Pool has criticized aid to Ukraine as a provocation against Russia, and called Ukraine "one of the greatest enemies of our nation" in 2024, after allegations that a Ukrainian was involved in the Nord Stream pipelines sabotage. In July 2026, Pool recanted after Laura Loomer's visit to the country, stating that he saw the nation as "fighting for their very existence." Pool supported Trump in the 2024 United States presidential election.
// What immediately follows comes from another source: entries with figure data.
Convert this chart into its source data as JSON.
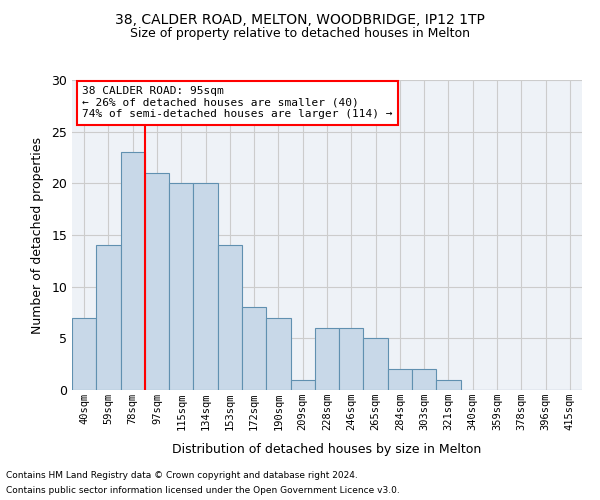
{
  "title1": "38, CALDER ROAD, MELTON, WOODBRIDGE, IP12 1TP",
  "title2": "Size of property relative to detached houses in Melton",
  "xlabel": "Distribution of detached houses by size in Melton",
  "ylabel": "Number of detached properties",
  "categories": [
    "40sqm",
    "59sqm",
    "78sqm",
    "97sqm",
    "115sqm",
    "134sqm",
    "153sqm",
    "172sqm",
    "190sqm",
    "209sqm",
    "228sqm",
    "246sqm",
    "265sqm",
    "284sqm",
    "303sqm",
    "321sqm",
    "340sqm",
    "359sqm",
    "378sqm",
    "396sqm",
    "415sqm"
  ],
  "values": [
    7,
    14,
    23,
    21,
    20,
    20,
    14,
    8,
    7,
    1,
    6,
    6,
    5,
    2,
    2,
    1,
    0,
    0,
    0,
    0,
    0
  ],
  "bar_color": "#c8d8e8",
  "bar_edge_color": "#6090b0",
  "grid_color": "#cccccc",
  "background_color": "#eef2f7",
  "red_line_x": 2.5,
  "annotation_line1": "38 CALDER ROAD: 95sqm",
  "annotation_line2": "← 26% of detached houses are smaller (40)",
  "annotation_line3": "74% of semi-detached houses are larger (114) →",
  "ylim": [
    0,
    30
  ],
  "yticks": [
    0,
    5,
    10,
    15,
    20,
    25,
    30
  ],
  "footer1": "Contains HM Land Registry data © Crown copyright and database right 2024.",
  "footer2": "Contains public sector information licensed under the Open Government Licence v3.0."
}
===Meeting with Netanyahu===
In April 2025, Pool was one of a group of podcasters who met with Israeli prime minister Benjamin Netanyahu in the Blair House in Washington D.C., as part of an ongoing effort to push back against anti-Israel trends in the right-wing media world:

Among those in attendance were podcasters including Dave Rubin, Tim Pool and former White House press secretary Sean Spicer, writers Bethany Mandel and David J. Harris Jr., influencer Jessica Kraus, Commentary senior editor Seth Mandel and Federalist editor-in-chief Mollie Hemingway.

Pool expressed concerns about increased antisemitism and anti-Zionism in the pro-Trump podcasting space, according to sources in the room. Pool famously had Kanye West on his podcast, and the rapper walked out mid-interview after Pool pushed back against antisemitic comments.

Responding to Pool, Netanyahu said that is the reason he invited the group to meet with him.

== Personal life ==
Pool lives in West Virginia. Prior to the Occupy movement, Pool lived with his brother in Newport News, Virginia, where he played guitar and made skateboarding videos. Pool married Alison Neubauer in 2025.